Clothing has been an important social signifier since man learnt to stand up and dress himself. Neanderthal man probably wore a spray of berries over one ear to tell the world he dwelt in a superior cave than his fellows. But where there is social hierarchy, there are rules imposed from above. In ancient Rome, a man wasn't allowed to wear anything dyed in expensive Tyrian purple unless he was a senator, or a toga until he reached the age of political majority, and was forbidden to wear silk.

Throughout history, governments have used "sumptuary laws" to restrict people from excessive luxury or extravagance – an advanced form of the nanny state. In China, only the emperor was allowed to wear yellow. In Hawaii, only chiefs could wear feather cloaks or hang whale teeth round their necks. And in 18th- and 19th-century Japan, when merchants became richer than the samurai, laws were passed to stop the former embarrassing the latter by flaunting their swanky threads.

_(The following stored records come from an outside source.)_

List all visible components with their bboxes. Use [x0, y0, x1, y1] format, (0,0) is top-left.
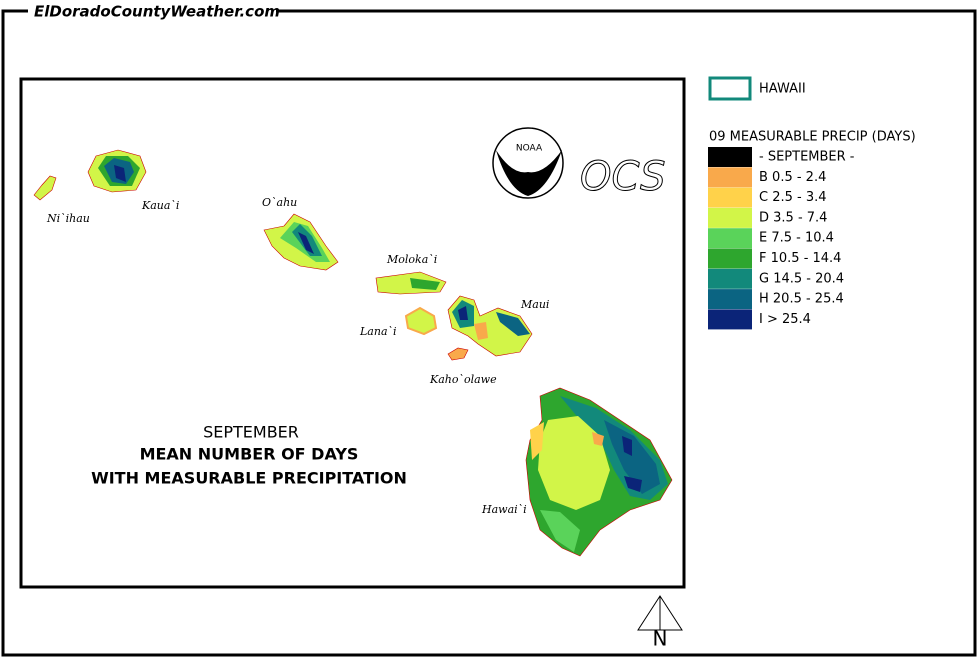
north-arrow: N: [637, 595, 683, 651]
zone: [298, 232, 314, 254]
island-niihau: [33, 175, 57, 201]
legend-region: HAWAII: [759, 82, 806, 97]
islands: [33, 149, 673, 557]
legend-swatch: [708, 289, 752, 310]
island-label: Hawai`i: [481, 503, 527, 516]
map-title: WITH MEASURABLE PRECIPITATION: [91, 469, 407, 488]
zone: [622, 436, 642, 492]
site-backdrop: [28, 2, 276, 22]
island-label: Lana`i: [359, 325, 397, 338]
logo-bird: [496, 150, 562, 196]
agency-text: OCS: [580, 154, 666, 200]
zone: [538, 416, 610, 510]
legend-swatch: [708, 207, 752, 228]
legend-label: F 10.5 - 14.4: [759, 251, 841, 266]
legend-label: - SEPTEMBER -: [759, 150, 855, 165]
outer-frame: [1, 9, 977, 657]
legend-label: D 3.5 - 7.4: [759, 210, 827, 225]
zone: [458, 306, 468, 320]
legend: - SEPTEMBER - B 0.5 - 2.4 C 2.5 - 3.4 D 3.5…: [708, 147, 855, 330]
island-lanai: [404, 306, 438, 336]
legend-label: I > 25.4: [759, 312, 811, 327]
legend-title: 09 MEASURABLE PRECIP (DAYS): [709, 130, 916, 145]
legend-swatch: [708, 248, 752, 269]
legend-swatch: [708, 167, 752, 188]
island-label: Maui: [520, 298, 549, 311]
legend-swatch: [708, 228, 752, 249]
island-label: O`ahu: [262, 196, 297, 209]
legend-swatch: [708, 268, 752, 289]
island-kahoolawe: [447, 347, 469, 361]
legend-swatch: [708, 187, 752, 208]
island-label: Kaho`olawe: [429, 373, 497, 386]
logo-text: NOAA: [516, 144, 543, 154]
island-label: Ni`ihau: [46, 212, 90, 225]
legend-swatch: [708, 147, 752, 167]
legend-label: H 20.5 - 25.4: [759, 292, 844, 307]
legend-label: B 0.5 - 2.4: [759, 170, 826, 185]
zone: [114, 165, 126, 182]
zone: [410, 278, 440, 290]
zone: [496, 312, 530, 336]
map-title: SEPTEMBER: [203, 423, 299, 442]
legend-label: G 14.5 - 20.4: [759, 271, 844, 286]
island-label: Moloka`i: [386, 253, 437, 266]
north-label: N: [653, 627, 668, 651]
zone: [530, 422, 544, 460]
legend-label: E 7.5 - 10.4: [759, 231, 834, 246]
zone: [604, 420, 660, 494]
island-label: Kaua`i: [141, 199, 179, 212]
zone: [474, 322, 488, 340]
region-swatch: [708, 76, 752, 101]
legend-swatch: [708, 309, 752, 330]
legend-label: C 2.5 - 3.4: [759, 190, 827, 205]
site-name: ElDoradoCountyWeather.com: [34, 3, 280, 21]
zone: [540, 510, 580, 552]
map-title: MEAN NUMBER OF DAYS: [140, 445, 359, 464]
noaa-logo: NOAA: [492, 127, 564, 199]
zone: [592, 432, 604, 446]
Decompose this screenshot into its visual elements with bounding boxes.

Back in Britain, as the catering industry expanded over the last 150 years, and hotels and restaurants saw strangers mingling and dining under the same roof, the purpose of a dress code changed. You were forbidden to wear, not inappropriately posh clothing, but oafishly downmarket clothing. Restaurateurs knew that the presence of a single wretch in the wrong jerkin and britches could ruin their reputation. Henceforth, people were expected to dress up to dine.

As the concept of eating out evolved from a fuelling-stop in a tavern to a fancy three-course ritual, the uniform became correspondingly grand. Gentlemen signalled their bona fides by wearing jacket and tie. It was a sign that you were part of the club, and understood the rules.

But since the 1980s, the rules have disappeared. As salaries and house values rose, public conviviality became democratised. Patrons in £300 designer jeans and £80 trainers could no longer be told that they were poorly dressed.

After about 1990, the only places that clung to a dress code were gentlemen's clubs, grand hotels, and events such as Royal Ascot.

Can it be the nosediving economy that's prompted Ramsay's initiative? Will dining out become a special occasion again, requiring us to smarten up? And might we all become more polite with each other when not dressed as if down the pub?

Hmmm. Mr Ramsay could be starting a revolution here. Or, of course, he could just be creating fresh opportunities to yell at people in a restaurant setting.